Brüssel weist Angaben von Astra-Zeneca-Chef zurück – Firma sagt Krisentreffen ab
Im Streit über knappen Corona-Impfstoff ist ein Krisentreffen der Europäischen Union mit dem Hersteller Astra Zeneca am Mittwoch geplatzt. Astra Zeneca habe abgesagt, hieß es aus EU-Kreisen in Brüssel. Die EU-Kommission und die Mitgliedstaaten hätten den Konzern gebeten, sich das gut zu überlegen.
Die Kommission und die 27 Staaten hatten das Treffen mit Astra Zeneca auf Expertenebene für den Abend (18.30 Uhr) einberufen. Hintergrund ist der Streit mit dem britisch-schwedischen Hersteller über Lieferkürzungen. Statt erwarteter 80 Millionen Impfdosen im ersten Quartal sollen nach EU-Angaben nur 31 Millionen ankommen. Den angegebenen Grund – Probleme in der Lieferkette – will die EU nicht gelten lassen.
Kritik an Aussagen in WELT-Interview
Zuvor hatte die EU Angaben des Impfstoffherstellers zur Begründung von Lieferengpässen aus einem WELT-Interview zurückgewiesen. „Wir bestreiten viele Dinge in diesem Interview“, sagte ein EU-Vertreter am Mittwoch mit Blick auf ein Gespräch von Unternehmenschef Pascal Soriot mit mehreren europäischen Zeitungen. „Zum Beispiel die Idee, dass Produktionsstätten in Großbritannien für Lieferungen in das Vereinigte Königreich reserviert seien.“
Soriot hatte in dem Interview gesagt, Astra Zeneca habe den Liefervertrag mit Großbritannien drei Monate früher als mit der EU geschlossen. Deshalb habe es dort mehr Zeit gegeben, um „Anfangsprobleme“ zu beheben. In der EU habe es mit einem Werk in Belgien dann „einen Standort mit großer Kapazität gegeben, der Ertragsprobleme hatte“.
„Wir glauben, dass wir diese Probleme in den Griff bekommen haben, aber wir liegen im Grunde zwei Monate hinter dem zurück, wo wir sein wollten“, sagte Soriot weiter. Allerdings habe sein Unternehmen sich in der Vereinbarung mit der EU ohnehin nicht zu festen Liefermengen verpflichtet.
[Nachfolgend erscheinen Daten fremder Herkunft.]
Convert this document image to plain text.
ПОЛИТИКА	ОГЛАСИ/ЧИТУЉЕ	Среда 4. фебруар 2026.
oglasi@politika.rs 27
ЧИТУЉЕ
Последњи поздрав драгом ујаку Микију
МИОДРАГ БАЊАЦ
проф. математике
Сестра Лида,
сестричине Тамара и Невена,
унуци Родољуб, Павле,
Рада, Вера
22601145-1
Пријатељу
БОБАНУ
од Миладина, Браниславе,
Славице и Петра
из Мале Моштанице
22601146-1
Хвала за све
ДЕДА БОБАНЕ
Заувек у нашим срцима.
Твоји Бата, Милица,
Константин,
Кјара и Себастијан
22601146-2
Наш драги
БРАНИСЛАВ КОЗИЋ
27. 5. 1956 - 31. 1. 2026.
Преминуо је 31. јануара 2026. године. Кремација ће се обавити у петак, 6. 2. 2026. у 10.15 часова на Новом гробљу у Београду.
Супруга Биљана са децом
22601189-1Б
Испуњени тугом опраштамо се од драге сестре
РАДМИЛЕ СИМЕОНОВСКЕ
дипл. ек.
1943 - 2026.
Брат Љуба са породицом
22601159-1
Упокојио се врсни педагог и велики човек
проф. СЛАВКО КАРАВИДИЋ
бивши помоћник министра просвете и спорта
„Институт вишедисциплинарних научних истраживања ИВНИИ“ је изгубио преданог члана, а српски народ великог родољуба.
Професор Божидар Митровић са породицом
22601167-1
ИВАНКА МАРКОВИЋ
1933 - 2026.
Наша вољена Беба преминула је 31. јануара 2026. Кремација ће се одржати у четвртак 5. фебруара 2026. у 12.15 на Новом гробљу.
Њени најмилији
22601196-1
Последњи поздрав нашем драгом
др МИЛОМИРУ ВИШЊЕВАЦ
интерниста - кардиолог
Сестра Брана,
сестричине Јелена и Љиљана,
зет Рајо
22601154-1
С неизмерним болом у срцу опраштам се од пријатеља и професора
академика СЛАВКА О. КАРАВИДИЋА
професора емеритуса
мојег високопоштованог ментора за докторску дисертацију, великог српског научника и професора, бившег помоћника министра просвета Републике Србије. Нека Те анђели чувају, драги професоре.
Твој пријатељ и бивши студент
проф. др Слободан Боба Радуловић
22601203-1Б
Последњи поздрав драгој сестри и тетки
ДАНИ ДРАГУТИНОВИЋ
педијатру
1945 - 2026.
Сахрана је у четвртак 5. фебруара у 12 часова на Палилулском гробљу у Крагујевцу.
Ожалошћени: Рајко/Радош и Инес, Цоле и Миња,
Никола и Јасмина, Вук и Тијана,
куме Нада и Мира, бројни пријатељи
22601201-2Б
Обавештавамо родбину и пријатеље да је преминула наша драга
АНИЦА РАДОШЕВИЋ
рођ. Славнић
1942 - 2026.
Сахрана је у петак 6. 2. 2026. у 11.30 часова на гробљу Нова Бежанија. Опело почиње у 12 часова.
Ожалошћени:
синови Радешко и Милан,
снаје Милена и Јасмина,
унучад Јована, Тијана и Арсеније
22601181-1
Astra Zeneca habe lediglich zugesichert, „dass wir unser Bestes geben werden“.
EU spricht von Flexibilität bei den Produktionsstätten
Der EU-Vertreter sagte hingegen, die Vereinbarung, die die EU-Kommission im August mit dem schwedisch-britischen Unternehmen getroffen hatte, sehe Flexibilität bei den Produktionsstätten vor. „Wenn es also in einem Werk in Belgien ein Problem gibt, haben wir Kapazitäten auch in anderen Werken in Europa und Großbritannien.“
Astra Zeneca hatte am Freitag bekannt gegeben, der EU zunächst deutlich weniger Impfstoff liefern zu können als vorgesehen. Bei zwei Treffen mit EU-Vertretern am Montag hatte das Unternehmen Brüssel zufolge nicht ausreichend erklären können, wie es zu den Lieferengpässen gekommen ist.
In Brüssel gibt es den Verdacht, dass der schwedisch-britische Hersteller Großbritannien und andere Nicht-EU-Länder mit ungekürzten Mengen des Impfstoffs beliefert. Nach Angaben der Kommission ist für Mittwoch ein weiteres Treffen mit dem Unternehmen angesetzt.